Recent media reports of drug-related violence at the US/Mexico border have led many observers of contact center outsourcing to question the viability of Mexican offshore delivery. This has been compounded by US State Department travel warnings issued in late February indicating that American citizens need to exercise extreme caution when visiting certain Mexican regions. However, Datamonitor believes that outsourcing clients and vendors looking to establish or expand operations in Mexico should consider the inherent value that can be derived from that country when making an investment decision.
One of the first considerations that outsourcers and their clients need to keep in mind concerning Mexico is the location of the current troubles, which appears to be overwhelmingly in communities bordering the US. These centers have traditionally been noted for their strong familiarity with the American way of life. However, Datamonitor notes that there are many cities farther south in Mexico that have sizable pools of labor with English skills and a solid understanding of US popular and commercial culture.
Another important point that should be considered when assessing Mexico as an offshore outsourcing delivery site is that of its ever-growing commercial integration with the US and Canada.
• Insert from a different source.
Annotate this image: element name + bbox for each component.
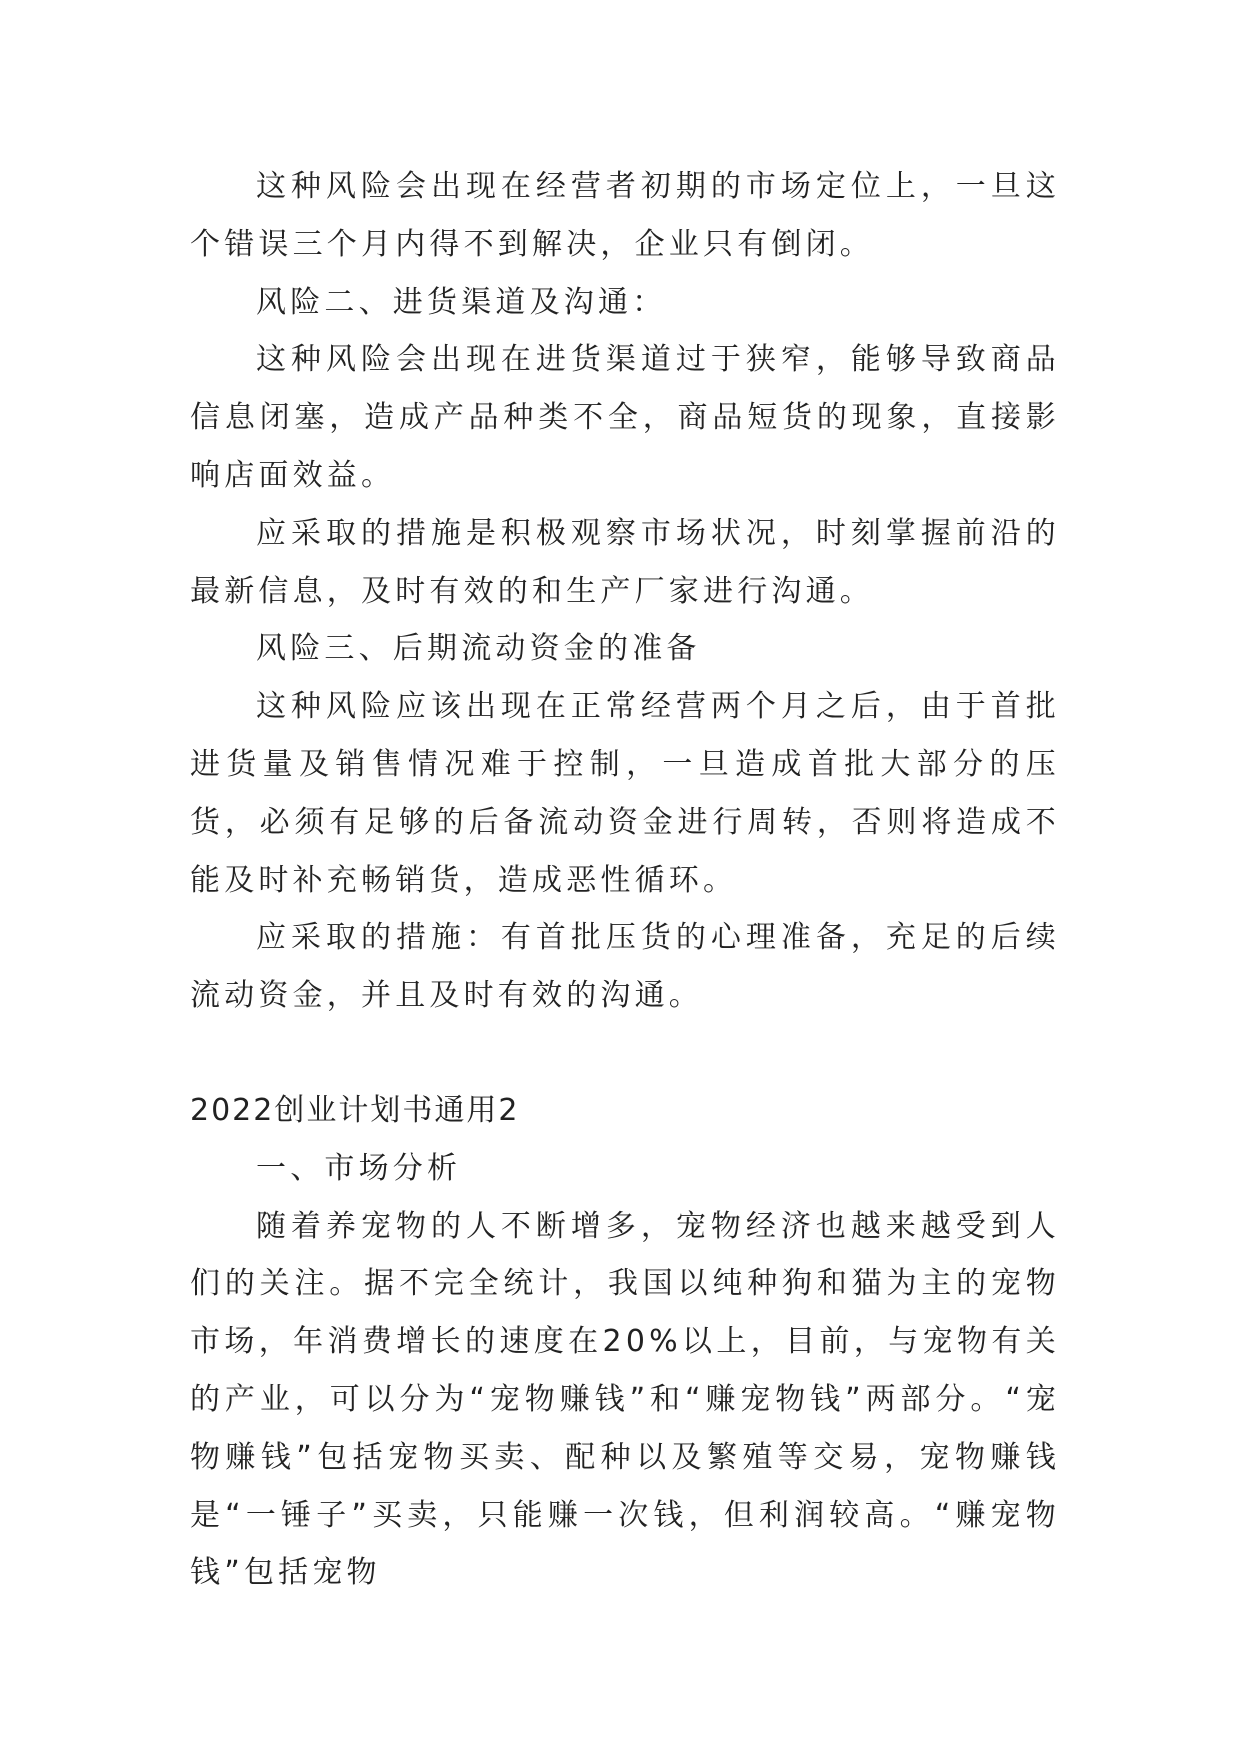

As one of the original signatories of the North American Free Trade Agreement, Mexican executives have had a significant head-start on other Latin American locations in regard to understanding how American and Canadian firms conduct business and what it means to deliver a successful contract.
It is also significant that, according to United States Census estimates, up to two-thirds of the US Hispanic population can trace their roots back to Mexico. Therefore, being able to deliver contact center functions from a location that has an inherent familiarity with the vernacular and customer service manner of the end-user market remains a significant advantage for outsourcing clients. This is especially important in terms of penetrating the US Hispanic community, whose collective household incomes have increased significantly over the past 20 years.
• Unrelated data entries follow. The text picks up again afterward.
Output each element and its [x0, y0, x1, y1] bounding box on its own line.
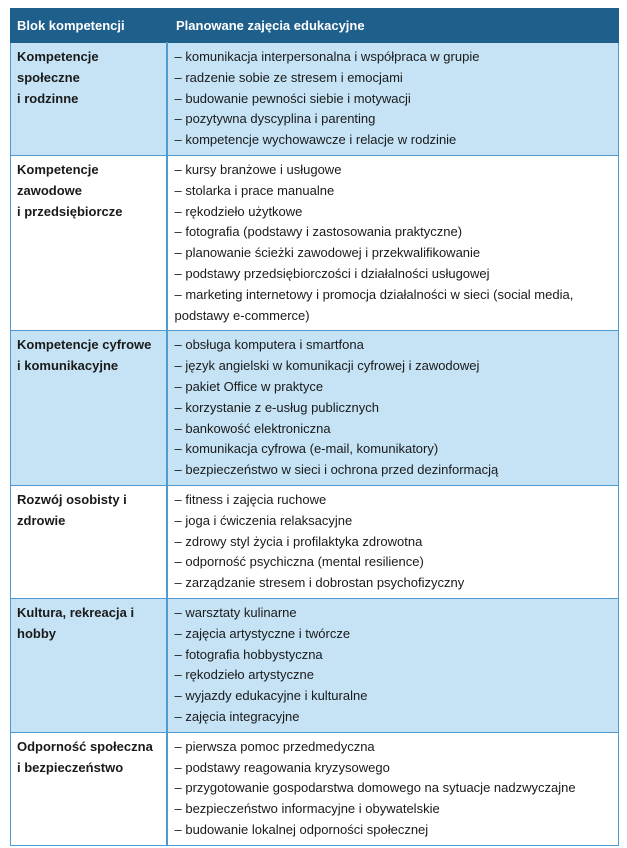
list-item: – pierwsza pomoc przedmedyczna	[174, 738, 375, 754]
block-name-line: Kompetencje	[17, 49, 99, 64]
classes-list	[175, 737, 613, 841]
list-item: – joga i ćwiczenia relaksacyjne	[174, 512, 353, 528]
header-block: Blok kompetencji	[11, 9, 167, 43]
list-item: – bezpieczeństwo informacyjne i obywatelskie	[174, 801, 440, 817]
block-cell	[11, 43, 167, 156]
list-item: – bezpieczeństwo w sieci i ochrona przed dezinformacją	[174, 462, 499, 478]
classes-list	[175, 47, 613, 151]
list-item: – podstawy reagowania kryzysowego	[174, 759, 390, 775]
list-item: – marketing internetowy i promocja działalności w sieci (social media, podstawy e-commerce)	[174, 286, 574, 323]
table-row	[11, 732, 619, 845]
list-item: – wyjazdy edukacyjne i kulturalne	[174, 688, 368, 704]
table-body	[11, 43, 619, 846]
list-item: – bankowość elektroniczna	[174, 420, 331, 436]
competency-table	[10, 8, 619, 846]
block-cell	[11, 732, 167, 845]
list-item: – komunikacja cyfrowa (e-mail, komunikatory)	[174, 441, 439, 457]
list-item: – fitness i zajęcia ruchowe	[174, 491, 327, 507]
list-item: – język angielski w komunikacji cyfrowej i zawodowej	[174, 358, 480, 374]
block-name-line: Kompetencje cyfrowe	[17, 337, 152, 353]
classes-list	[175, 603, 613, 728]
block-name-line: hobby	[17, 625, 56, 641]
block-cell	[11, 598, 167, 732]
list-item: – budowanie lokalnej odporności społecznej	[174, 821, 429, 837]
table-row	[11, 598, 619, 732]
list-item: – fotografia (podstawy i zastosowania praktyczne)	[174, 224, 463, 240]
block-cell	[11, 155, 167, 330]
block-name-line: i przedsiębiorcze	[17, 203, 123, 219]
list-item: – zajęcia integracyjne	[174, 708, 300, 724]
list-item: – zajęcia artystyczne i twórcze	[174, 625, 351, 641]
list-item: – zdrowy styl życia i profilaktyka zdrowotna	[174, 533, 423, 549]
table-header-row	[11, 9, 619, 43]
list-item: – pozytywna dyscyplina i parenting	[174, 111, 376, 127]
block-name-line: Odporność społeczna	[17, 738, 153, 754]
list-item: – budowanie pewności siebie i motywacji	[174, 90, 411, 106]
classes-cell	[167, 732, 619, 845]
block-name-line: i rodzinne	[17, 90, 79, 106]
list-item: – podstawy przedsiębiorczości i działalności usługowej	[174, 265, 490, 281]
list-item: – radzenie sobie ze stresem i emocjami	[174, 69, 403, 85]
block-cell	[11, 331, 167, 486]
list-item: – rękodzieło artystyczne	[174, 667, 314, 683]
header-planned-classes: Planowane zajęcia edukacyjne	[167, 9, 619, 43]
list-item: – odporność psychiczna (mental resilience)	[174, 554, 424, 570]
classes-cell	[167, 43, 619, 156]
list-item: – fotografia hobbystyczna	[174, 646, 323, 662]
list-item: – komunikacja interpersonalna i współpraca w grupie	[174, 49, 480, 64]
block-name-line: i komunikacyjne	[17, 358, 119, 374]
classes-cell	[167, 598, 619, 732]
classes-cell	[167, 331, 619, 486]
list-item: – warsztaty kulinarne	[174, 604, 297, 620]
list-item: – kompetencje wychowawcze i relacje w rodzinie	[174, 132, 457, 148]
block-name-line: i bezpieczeństwo	[17, 759, 124, 775]
table-row	[11, 43, 619, 156]
list-item: – obsługa komputera i smartfona	[174, 337, 364, 353]
table-row	[11, 331, 619, 486]
classes-cell	[167, 155, 619, 330]
block-cell	[11, 485, 167, 598]
block-name-line: Kompetencje	[17, 161, 99, 177]
list-item: – przygotowanie gospodarstwa domowego na sytuacje nadzwyczajne	[174, 780, 576, 796]
classes-list	[175, 335, 613, 481]
list-item: – zarządzanie stresem i dobrostan psychofizyczny	[174, 575, 465, 591]
table-row	[11, 155, 619, 330]
list-item: – rękodzieło użytkowe	[174, 203, 303, 219]
list-item: – planowanie ścieżki zawodowej i przekwalifikowanie	[174, 245, 481, 261]
block-name-line: społeczne	[17, 69, 80, 85]
block-name-line: zdrowie	[17, 512, 66, 528]
list-item: – korzystanie z e-usług publicznych	[174, 399, 379, 415]
list-item: – stolarka i prace manualne	[174, 182, 335, 198]
table-row	[11, 485, 619, 598]
competency-table-wrapper	[10, 8, 618, 846]
list-item: – pakiet Office w praktyce	[174, 378, 324, 394]
block-name-line: zawodowe	[17, 182, 83, 198]
block-name-line: Kultura, rekreacja i	[17, 604, 135, 620]
classes-list	[175, 490, 613, 594]
block-name-line: Rozwój osobisty i	[17, 491, 127, 507]
list-item: – kursy branżowe i usługowe	[174, 161, 342, 177]
classes-list	[175, 160, 613, 326]
classes-cell	[167, 485, 619, 598]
Cost is another important issue. For foreign firms, Mexico remains a very inexpensive location in which to do business. In a recent Datamonitor survey, a Mexican contact center outsourced agent's price per hour was roughly a third lower than that of a US-based agent. Compounding this is the fact that the exchange rate between the Mexican peso and the US dollar continues to be very advantageous to American investors, and has been especially so over the last eight months.
There is also a geographical advantage to be exploited: Mexico is a consummate nearshore location in terms of North American contact center delivery, and most major sites are easily accessed in terms of time, relative to other Latin American centers. This is especially important for outsourcers and their clients that wish to minimize travel time.
In conclusion, Datamonitor does not dispute that the levels of violence on the Mexico/US border should be of concern for offshore investors looking for a stable location in which to house their contact center operations. However, it would be futile for both outsourcers and their clients to forsake this country in light of recent worrying media reports, considering its clear advantages and history as a contact center delivery hub.